For Developers

Code

The MIT-licensed code is available on GitHub. Technologies at play include Apache Spark to group occurrence records by raw entries in recordedBy and identifiedBy and to import into MySQL, Neo4j to store the scores between similarly structured people names, Elasticsearch to aid in the searching of people names once parsed and cleaned, Redis to coordinate the processing queues, and Sinatra/ruby for the application layer.

Parse Names

Ruby gem

A stand-alone ruby gem, dwc_agent (code) may be used to parse people names and additionally score given names for structural similarity.
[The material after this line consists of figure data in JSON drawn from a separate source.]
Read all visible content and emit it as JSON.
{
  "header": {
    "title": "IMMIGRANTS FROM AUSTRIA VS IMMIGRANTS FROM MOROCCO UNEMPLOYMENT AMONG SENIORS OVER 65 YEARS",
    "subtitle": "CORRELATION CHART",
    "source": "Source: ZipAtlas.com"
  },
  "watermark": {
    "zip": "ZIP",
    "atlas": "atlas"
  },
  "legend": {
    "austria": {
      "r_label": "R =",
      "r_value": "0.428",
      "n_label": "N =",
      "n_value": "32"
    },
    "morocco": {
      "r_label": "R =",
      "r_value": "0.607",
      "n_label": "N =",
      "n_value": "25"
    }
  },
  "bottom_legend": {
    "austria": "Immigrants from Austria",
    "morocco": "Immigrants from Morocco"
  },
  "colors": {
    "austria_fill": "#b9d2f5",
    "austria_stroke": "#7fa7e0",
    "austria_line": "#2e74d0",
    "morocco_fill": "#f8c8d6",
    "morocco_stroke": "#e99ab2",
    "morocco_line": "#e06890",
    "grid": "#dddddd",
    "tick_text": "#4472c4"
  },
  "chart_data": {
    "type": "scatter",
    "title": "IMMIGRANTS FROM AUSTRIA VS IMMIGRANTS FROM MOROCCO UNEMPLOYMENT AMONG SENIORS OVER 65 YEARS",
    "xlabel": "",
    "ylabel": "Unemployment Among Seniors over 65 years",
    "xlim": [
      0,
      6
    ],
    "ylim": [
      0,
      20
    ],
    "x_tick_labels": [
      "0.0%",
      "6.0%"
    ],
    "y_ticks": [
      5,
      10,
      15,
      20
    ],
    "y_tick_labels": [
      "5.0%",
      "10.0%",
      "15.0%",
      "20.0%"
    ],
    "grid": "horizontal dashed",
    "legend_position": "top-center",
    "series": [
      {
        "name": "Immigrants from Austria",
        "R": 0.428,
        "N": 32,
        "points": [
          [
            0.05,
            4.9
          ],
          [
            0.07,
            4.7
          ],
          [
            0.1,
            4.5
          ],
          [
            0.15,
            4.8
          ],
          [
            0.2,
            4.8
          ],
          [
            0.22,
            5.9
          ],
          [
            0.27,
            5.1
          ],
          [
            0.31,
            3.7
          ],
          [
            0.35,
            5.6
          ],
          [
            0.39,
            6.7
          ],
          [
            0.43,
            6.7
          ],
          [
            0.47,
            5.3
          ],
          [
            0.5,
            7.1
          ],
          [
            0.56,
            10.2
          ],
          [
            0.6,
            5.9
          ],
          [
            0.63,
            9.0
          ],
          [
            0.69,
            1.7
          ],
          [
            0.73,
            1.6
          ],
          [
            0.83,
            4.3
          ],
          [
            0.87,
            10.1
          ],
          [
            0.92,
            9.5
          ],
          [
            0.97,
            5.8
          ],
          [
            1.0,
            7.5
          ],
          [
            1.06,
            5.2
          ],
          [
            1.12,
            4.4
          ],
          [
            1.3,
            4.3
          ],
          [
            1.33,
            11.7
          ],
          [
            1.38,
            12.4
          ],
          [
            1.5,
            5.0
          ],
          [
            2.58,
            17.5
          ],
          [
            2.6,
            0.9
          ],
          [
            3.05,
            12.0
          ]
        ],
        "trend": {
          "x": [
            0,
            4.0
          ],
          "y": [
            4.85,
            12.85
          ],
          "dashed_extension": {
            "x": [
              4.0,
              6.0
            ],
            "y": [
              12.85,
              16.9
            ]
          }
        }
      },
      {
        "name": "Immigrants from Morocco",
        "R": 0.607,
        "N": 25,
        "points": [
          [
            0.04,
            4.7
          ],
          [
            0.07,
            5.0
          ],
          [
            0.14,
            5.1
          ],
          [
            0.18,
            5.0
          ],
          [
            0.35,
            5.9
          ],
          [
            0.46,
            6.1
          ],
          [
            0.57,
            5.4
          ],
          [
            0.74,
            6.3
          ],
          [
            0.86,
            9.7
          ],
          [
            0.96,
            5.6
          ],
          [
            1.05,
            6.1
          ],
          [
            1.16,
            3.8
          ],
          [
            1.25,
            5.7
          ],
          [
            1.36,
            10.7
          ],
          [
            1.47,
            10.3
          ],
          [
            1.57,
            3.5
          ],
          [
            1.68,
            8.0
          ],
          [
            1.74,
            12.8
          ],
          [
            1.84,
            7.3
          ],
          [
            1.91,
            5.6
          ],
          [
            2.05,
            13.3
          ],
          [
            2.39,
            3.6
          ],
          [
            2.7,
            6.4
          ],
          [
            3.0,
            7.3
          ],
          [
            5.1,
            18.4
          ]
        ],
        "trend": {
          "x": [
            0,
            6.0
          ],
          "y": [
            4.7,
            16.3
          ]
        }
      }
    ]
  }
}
It also includes a command-line executable dwcagent that combines parsing and cleaning then produces JSON as output.

$ gem install dwc_agent
$ irb
> parsed = DwcAgent.parse "Lepschi BJ; Albrecht DE"
  => [#<Name family="BJ" given="Lepschi">, #<Name family="DE" given="Albrecht">]
> DwcAgent.clean parsed[0]
  => {:title=>nil, :appellation=>nil, :given=>"B.J.", :particle=>nil, :family=>"Lepschi", :suffix=>nil}
> DwcAgent.similarity_score "J.R.", "Jill R."
  => 2
$ dwcagent "Lepschi BJ; Albrecht DE"
[{"title":null,"appellation":null,"given":"B.J.","particle":null,"family":"Lepschi","suffix":null},{"title":null,"appellation":null,"given":"D.E.","particle":null,"family":"Albrecht","suffix":null}]